XXX, in my opinion, other factors beside hook type may matter more. They would be:
- Bait/hook size
- Active fishing techniques vs fork stick
- Setting the hook on the initial take vs "letting them take it"
- size and type of trout

There are multiple reasons I have went back to using more J-hooks again. They include costs (Gami Octopus Circles go about $3.00/10 right now), old habits of setting the hook (a no-no with circles), and the fact that the vast (>95%) of all fish hooked while steelheading in streams are mouth hooked, regardless of hook type.


----------



## Boozer (Sep 5, 2010)

Yeah, definitely agree on the pier skammies and the fact no need for circles when float fishing.

I was also thinking that perhaps just going to a larger hook when walking skein may be a better option than trying circle hooks to avoid fish swallowing it.

I also thought, perhaps if you only walked skein in the Winter months when fish are less active and tend to not inhale baits quite so much, may be a good solution right there.

If you like to keep what you catch, no reason to worry, but I have no desire to keep most of the fish I catch.


----------



## southshore (Oct 27, 2008)

I have minimal experience with circle hooks for steelhead, only tried them for a couple weeks pier fishing for skams and had similar results, missed a few gut hooked a few had it work right on a few. I dont think they would work very good for walking spawn because the fish are usually opening their mouth and inhaling the bait and not really moving away with it which, from my saltwate experience, is what seem to be what makes them engage. 
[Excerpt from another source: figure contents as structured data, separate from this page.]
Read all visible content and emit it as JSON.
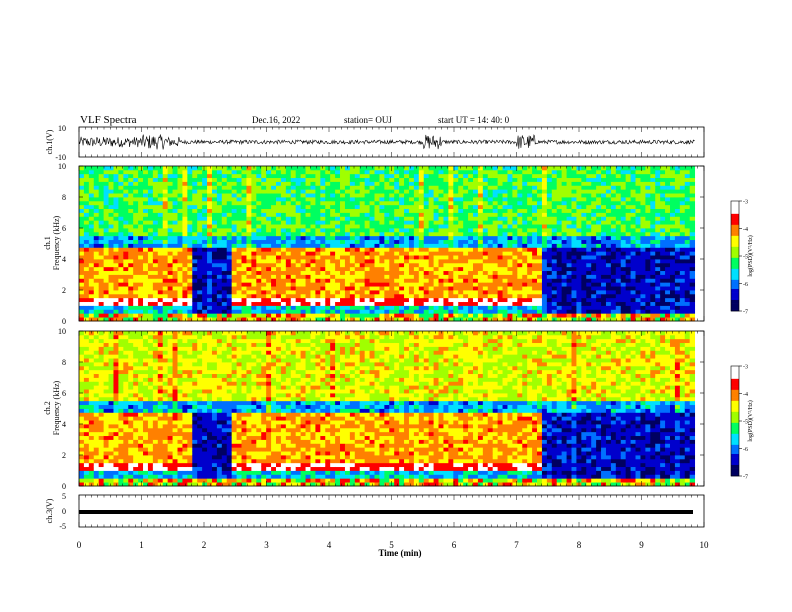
{
  "header": {
    "title": "VLF Spectra",
    "date": "Dec.16, 2022",
    "station": "station= OUJ",
    "start": "start  UT  =   14: 40: 0"
  },
  "chart_data": [
    {
      "type": "line",
      "panel": "ch1-waveform",
      "ylabel": "ch.1(V)",
      "ylim": [
        -10,
        10
      ],
      "yticks": [
        10,
        -10
      ],
      "baseline": 0,
      "amplitude_note_values": [
        5,
        3
      ]
    },
    {
      "type": "heatmap",
      "panel": "ch1-spectrogram",
      "ylabel": "ch.1 Frequency (kHz)",
      "ylabel_line1": "ch.1",
      "ylabel_line2": "Frequency (kHz)",
      "ylim": [
        0,
        10
      ],
      "yticks": [
        0,
        2,
        4,
        6,
        8,
        10
      ],
      "colorbar": {
        "ticks": [
          "-3",
          "-4",
          "-5",
          "-6",
          "-7"
        ],
        "label": "log(PSD)(V²/Hz)",
        "range": [
          -7,
          -3
        ]
      },
      "gaps_min": [
        [
          1.82,
          2.48
        ],
        [
          7.42,
          9.85
        ]
      ]
    },
    {
      "type": "heatmap",
      "panel": "ch2-spectrogram",
      "ylabel": "ch.2 Frequency (kHz)",
      "ylabel_line1": "ch.2",
      "ylabel_line2": "Frequency (kHz)",
      "ylim": [
        0,
        10
      ],
      "yticks": [
        0,
        2,
        4,
        6,
        8,
        10
      ],
      "colorbar": {
        "ticks": [
          "-3",
          "-4",
          "-5",
          "-6",
          "-7"
        ],
        "label": "log(PSD)(V²/Hz)",
        "range": [
          -7,
          -3
        ]
      },
      "gaps_min": [
        [
          1.82,
          2.48
        ],
        [
          7.42,
          9.85
        ]
      ]
    },
    {
      "type": "line",
      "panel": "ch3-waveform",
      "ylabel": "ch.3(V)",
      "ylim": [
        -5,
        5
      ],
      "yticks": [
        5,
        0,
        -5
      ],
      "constant_value": -0.5
    }
  ],
  "xaxis": {
    "label": "Time  (min)",
    "ticks": [
      "0",
      "1",
      "2",
      "3",
      "4",
      "5",
      "6",
      "7",
      "8",
      "9",
      "10"
    ],
    "range": [
      0,
      10
    ],
    "data_end": 9.85
  },
  "colors": {
    "spectrum_scale": [
      "#000060",
      "#0000cc",
      "#0070ff",
      "#00e0ff",
      "#00ff60",
      "#a0ff00",
      "#ffff00",
      "#ff8000",
      "#ff0000",
      "#ffffff"
    ]
  }
}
As to not gut hooking fish when walking spawn, my suggestion is to tie some two hook mooching rigs, and cut the rear hook at the bend. Bait the rear shank and you should have a bait with the hook just out in front, like a hair rig for carp. I have used the opposite rig, cutting and baiting the front hook trailing the hook behind, for light biting kings on single hook rivers in AK. I know its a bit more expensive, but the back shank can be any cheap hook you have laying around since its only to hold the bait.


----------



## Boozer (Sep 5, 2010)

My thoughts were that by using the circles you could just let them eat it and once they felt the line, they would move and set the hook themselves, then I began to think, if you let them eat it that long, will likely just be in their gut every single time...
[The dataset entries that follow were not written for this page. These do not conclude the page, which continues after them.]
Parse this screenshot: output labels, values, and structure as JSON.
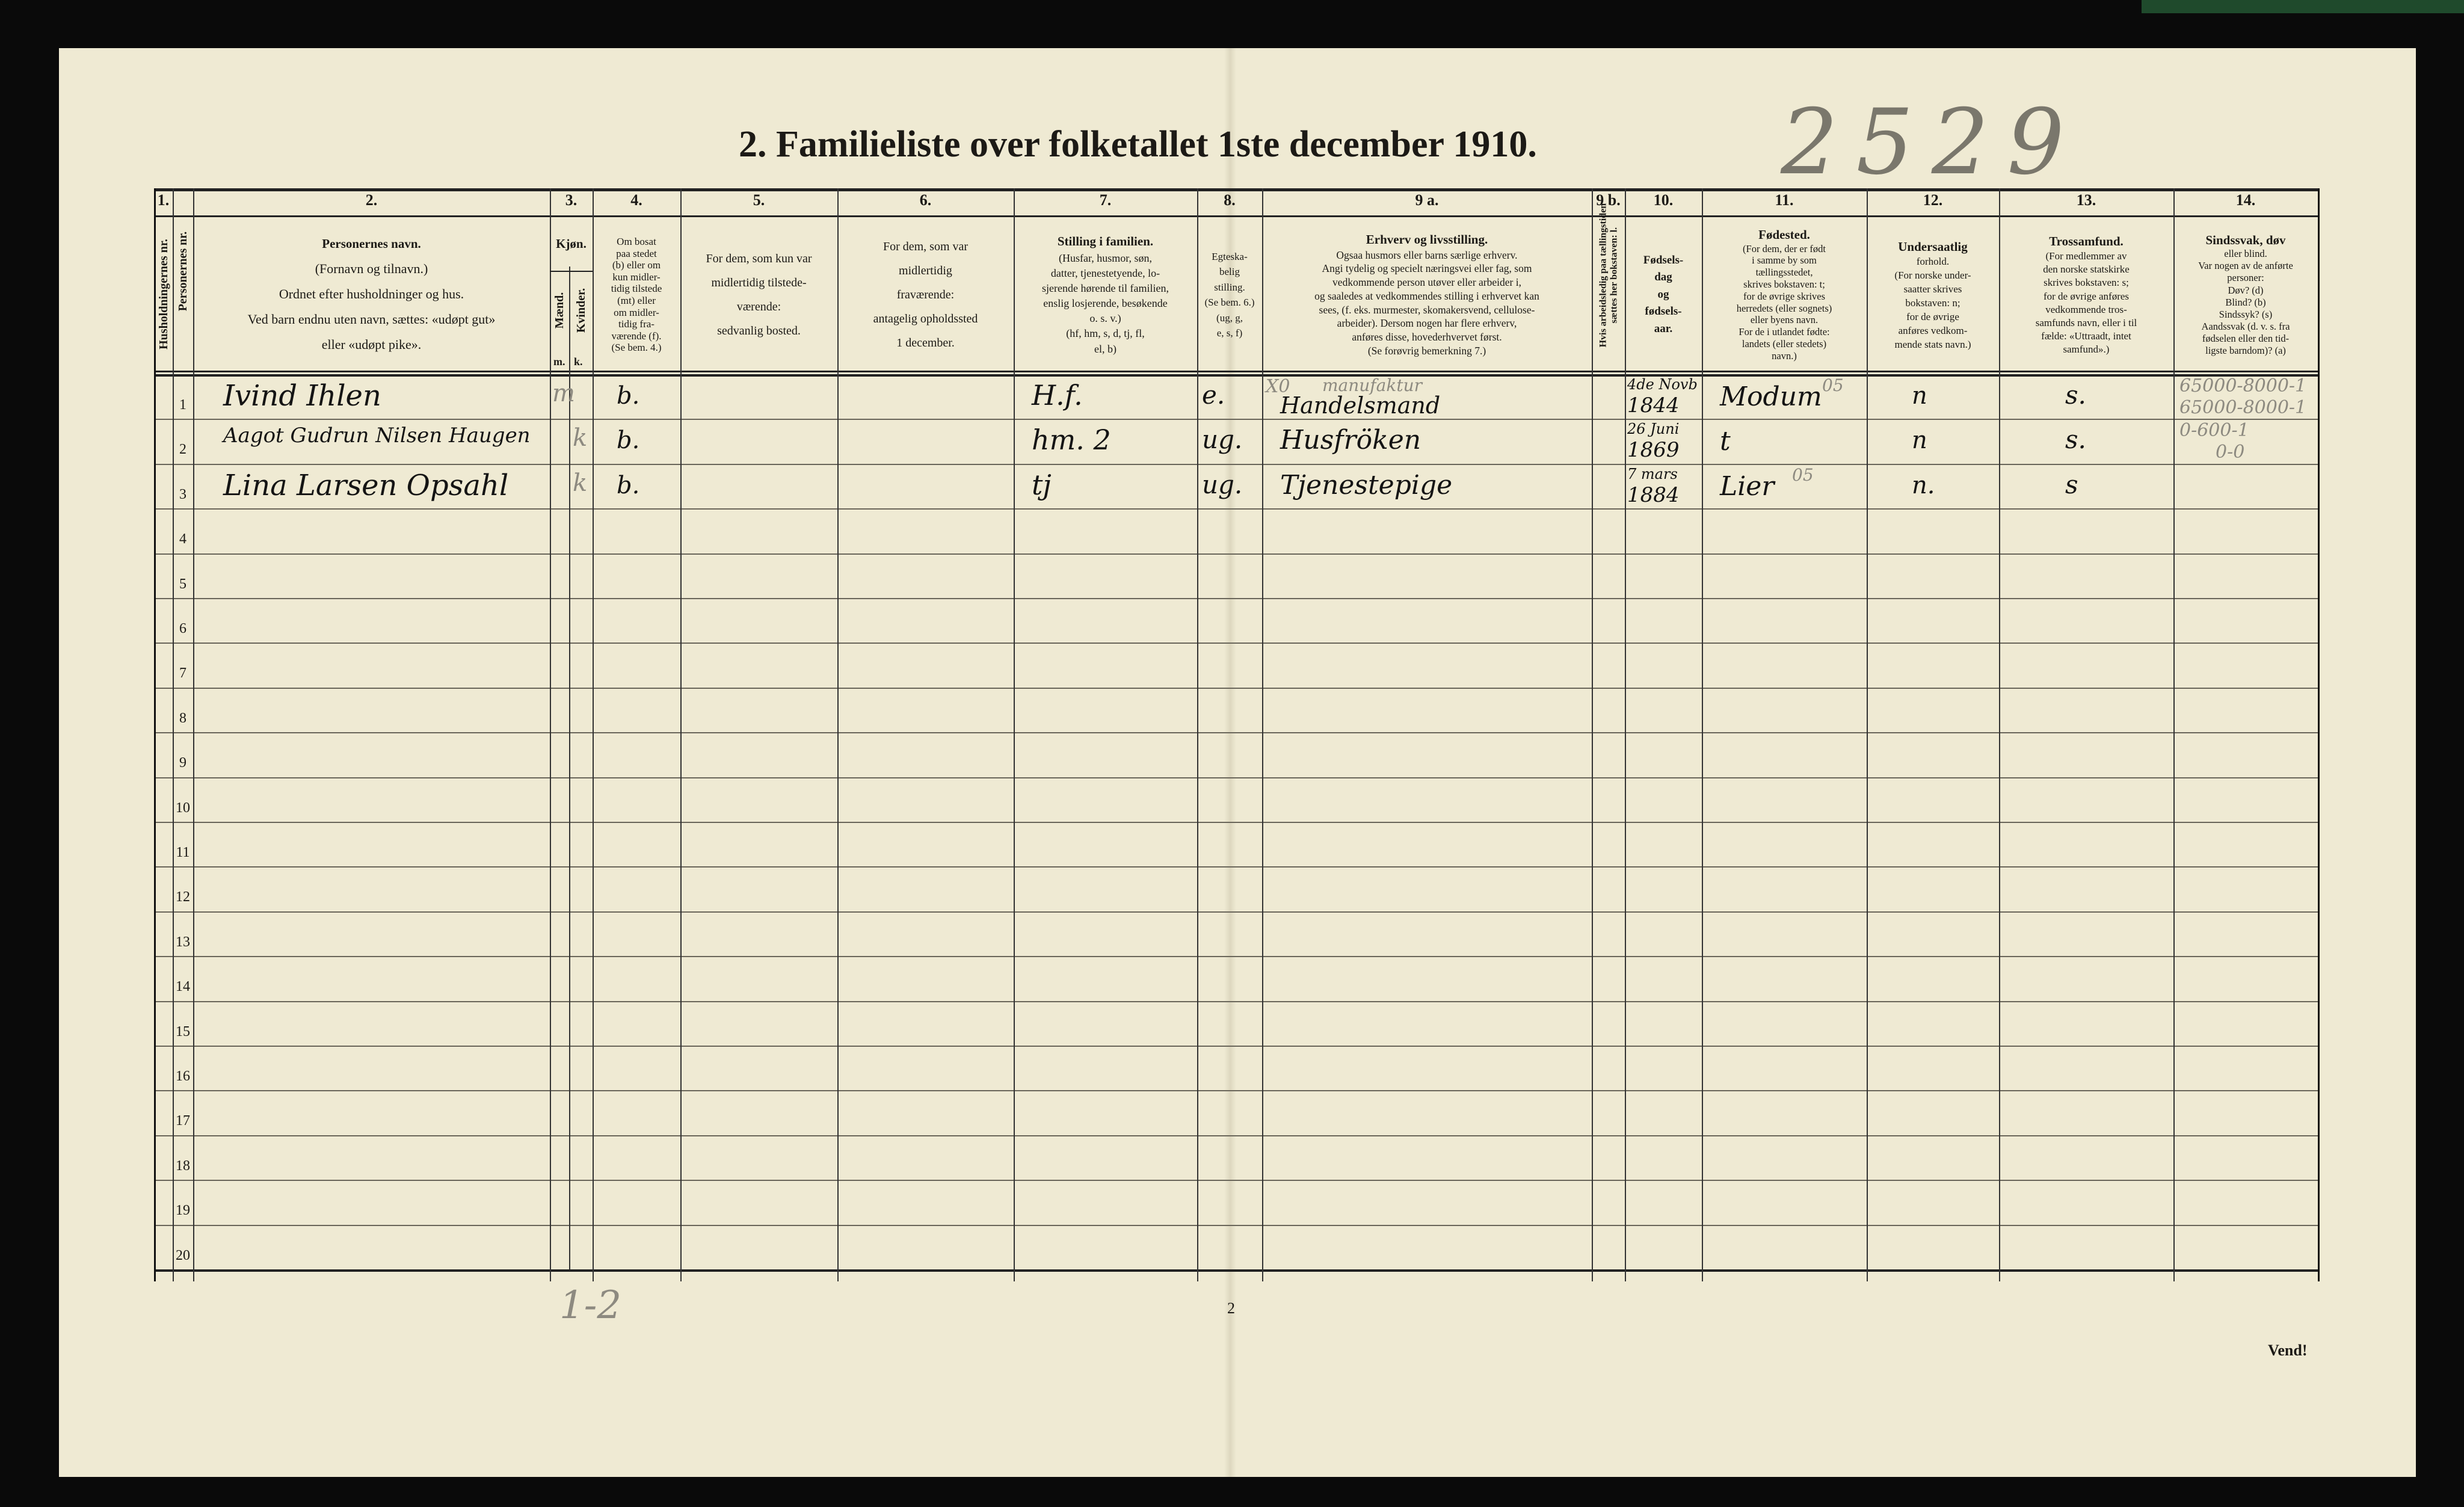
{
  "title": "2.  Familieliste over folketallet 1ste december 1910.",
  "handwritten_number": "2529",
  "column_numbers": [
    "1.",
    "2.",
    "3.",
    "4.",
    "5.",
    "6.",
    "7.",
    "8.",
    "9 a.",
    "9 b.",
    "10.",
    "11.",
    "12.",
    "13.",
    "14."
  ],
  "headers": {
    "household_no": "Husholdningernes nr.",
    "person_no": "Personernes nr.",
    "name": {
      "title": "Personernes navn.",
      "lines": [
        "(Fornavn og tilnavn.)",
        "Ordnet efter husholdninger og hus.",
        "Ved barn endnu uten navn, sættes: «udøpt gut»",
        "eller «udøpt pike»."
      ]
    },
    "sex": {
      "title": "Kjøn.",
      "male": "Mænd.",
      "female": "Kvinder.",
      "m": "m.",
      "k": "k."
    },
    "residence": [
      "Om bosat",
      "paa stedet",
      "(b) eller om",
      "kun midler-",
      "tidig tilstede",
      "(mt) eller",
      "om midler-",
      "tidig fra-",
      "værende (f).",
      "(Se bem. 4.)"
    ],
    "temp_present": [
      "For dem, som kun var",
      "midlertidig tilstede-",
      "værende:",
      "sedvanlig bosted."
    ],
    "temp_absent": [
      "For dem, som var",
      "midlertidig",
      "fraværende:",
      "antagelig opholdssted",
      "1 december."
    ],
    "family_position": {
      "title": "Stilling i familien.",
      "lines": [
        "(Husfar, husmor, søn,",
        "datter, tjenestetyende, lo-",
        "sjerende hørende til familien,",
        "enslig losjerende, besøkende",
        "o. s. v.)",
        "(hf, hm, s, d, tj, fl,",
        "el, b)"
      ]
    },
    "marital": [
      "Egteska-",
      "belig",
      "stilling.",
      "(Se bem. 6.)",
      "(ug, g,",
      "e, s, f)"
    ],
    "occupation": {
      "title": "Erhverv og livsstilling.",
      "lines": [
        "Ogsaa husmors eller barns særlige erhverv.",
        "Angi tydelig og specielt næringsvei eller fag, som",
        "vedkommende person utøver eller arbeider i,",
        "og saaledes at vedkommendes stilling i erhvervet kan",
        "sees, (f. eks. murmester, skomakersvend, cellulose-",
        "arbeider). Dersom nogen har flere erhverv,",
        "anføres disse, hovederhvervet først.",
        "(Se forøvrig bemerkning 7.)"
      ]
    },
    "unemployed": "Hvis arbeidsledig paa tællingstiden sættes her bokstaven: l.",
    "birth": [
      "Fødsels-",
      "dag",
      "og",
      "fødsels-",
      "aar."
    ],
    "birthplace": {
      "title": "Fødested.",
      "lines": [
        "(For dem, der er født",
        "i samme by som",
        "tællingsstedet,",
        "skrives bokstaven: t;",
        "for de øvrige skrives",
        "herredets (eller sognets)",
        "eller byens navn.",
        "For de i utlandet fødte:",
        "landets (eller stedets)",
        "navn.)"
      ]
    },
    "citizenship": {
      "title": "Undersaatlig",
      "lines": [
        "forhold.",
        "(For norske under-",
        "saatter skrives",
        "bokstaven: n;",
        "for de øvrige",
        "anføres vedkom-",
        "mende stats navn.)"
      ]
    },
    "religion": {
      "title": "Trossamfund.",
      "lines": [
        "(For medlemmer av",
        "den norske statskirke",
        "skrives bokstaven: s;",
        "for de øvrige anføres",
        "vedkommende tros-",
        "samfunds navn, eller i til",
        "fælde: «Uttraadt, intet",
        "samfund».)"
      ]
    },
    "disability": {
      "title": "Sindssvak, døv",
      "lines": [
        "eller blind.",
        "Var nogen av de anførte",
        "personer:",
        "Døv?      (d)",
        "Blind?     (b)",
        "Sindssyk?  (s)",
        "Aandssvak (d. v. s. fra",
        "fødselen eller den tid-",
        "ligste barndom)? (a)"
      ]
    }
  },
  "row_numbers": [
    "1",
    "2",
    "3",
    "4",
    "5",
    "6",
    "7",
    "8",
    "9",
    "10",
    "11",
    "12",
    "13",
    "14",
    "15",
    "16",
    "17",
    "18",
    "19",
    "20"
  ],
  "entries": [
    {
      "name": "Ivind Ihlen",
      "sex": "m",
      "residence": "b.",
      "family_position": "H.f.",
      "marital": "e.",
      "occupation_mark": "X0",
      "occupation_note": "manufaktur",
      "occupation": "Handelsmand",
      "birth_day": "4de Novb",
      "birth_year": "1844",
      "birthplace": "Modum",
      "birthplace_code": "05",
      "citizenship": "n",
      "religion": "s.",
      "disability": "65000-8000-1",
      "disability_2": "65000-8000-1"
    },
    {
      "name": "Aagot Gudrun Nilsen Haugen",
      "sex": "k",
      "residence": "b.",
      "family_position": "hm. 2",
      "marital": "ug.",
      "occupation": "Husfröken",
      "birth_day": "26 Juni",
      "birth_year": "1869",
      "birthplace": "t",
      "citizenship": "n",
      "religion": "s.",
      "disability": "0-600-1",
      "disability_2": "0-0"
    },
    {
      "name": "Lina Larsen Opsahl",
      "sex": "k",
      "residence": "b.",
      "family_position": "tj",
      "marital": "ug.",
      "occupation": "Tjenestepige",
      "birth_day": "7 mars",
      "birth_year": "1884",
      "birthplace": "Lier",
      "birthplace_code": "05",
      "citizenship": "n.",
      "religion": "s"
    }
  ],
  "footer": {
    "page_number": "2",
    "tally": "1-2",
    "turn_over": "Vend!"
  },
  "colors": {
    "paper": "#efead3",
    "ink": "#141414",
    "pencil": "#8d8a80",
    "background": "#0a0a0a"
  }
}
So I will probably just stick with the Owner SSW hooks I have always used...

I may try that double hook rig too, thank you for the suggestion, much appreciated!


----------



## TrekJeff (Sep 7, 2007)

As mentioned before, it's the shift from setting the hook, to feeling the "tug" I started using these on live bait rigs for walleye. It was a learner curve. Once I got the "feel" of it, they are just as effective as a J hook. I ran thes on harnesses I tied, so they all were snelled...come to think about it I don't think I've fished a circle that wasn't snelled.

I now use them on everything that I rig live bait on...sure there are some exceptions, like pan fish, but tip ups, catfish, walleye etc. I've had great results and less mortality of sub legal fish...which is my biggest concern.


----------



## aslongasitpullsback (Dec 30, 2005)

to get the effectiveness out of a circle hook it must be snelled... you never set the hook .... you just wind the reel tight to the fish and play him out... this system works tired and true...
I have hooked small fresh water fish all the way to large sharks in the Keys... with circle hooks.... they are defiantly a bait hook....


----------